Crystal Structure of the Entire Ectodomain of gp130: INSIGHTS INTO THE MOLECULAR ASSEMBLY OF THE TALL CYTOKINE RECEPTOR COMPLEXES*

gp130 is the shared signal-transducing receptor subunit for the large and important family of interleukin 6-like cytokines. Previous x-ray structures of ligand-receptor complexes of this family lack the three membrane-proximal domains that are essential for signal transduction. Here we report the crystal structure of the entire extracellular portion of human gp130 (domains 1–6, D1–D6) at 3.6 Å resolution, in an unliganded form, as well as a higher resolution structure of the membrane-proximal fibronectin type III domains (D4–D6) at 1.9 Å. This represents the first atomic resolution structure of the complete ectodomain of any “tall” cytokine receptor.
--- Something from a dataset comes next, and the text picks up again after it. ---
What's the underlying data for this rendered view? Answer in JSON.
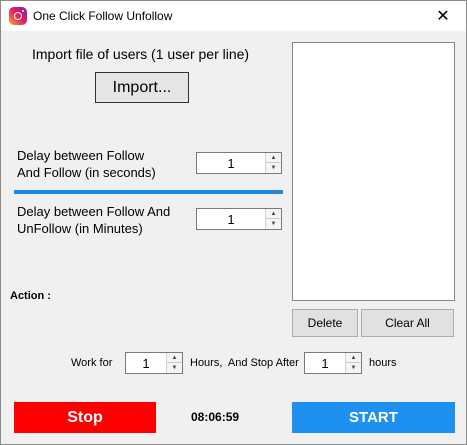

These structures show that other than a reorientation of the D1 domain, there is little structural change in gp130 upon ligand binding. They also reveal that the interface between the D4 and D5 domains forms an acute bend in the gp130 structure. Key residues at this interface are highly conserved across the entire tall receptor family, suggesting that this acute bend may be a common feature of these receptors. Importantly, this geometry positions the C termini of the membrane-proximal fibronectin type III domains of the tall cytokine receptors in close proximity within the transmembrane complex, favorable for receptor-associated Janus kinases to trans-phosphorylate and activate each other.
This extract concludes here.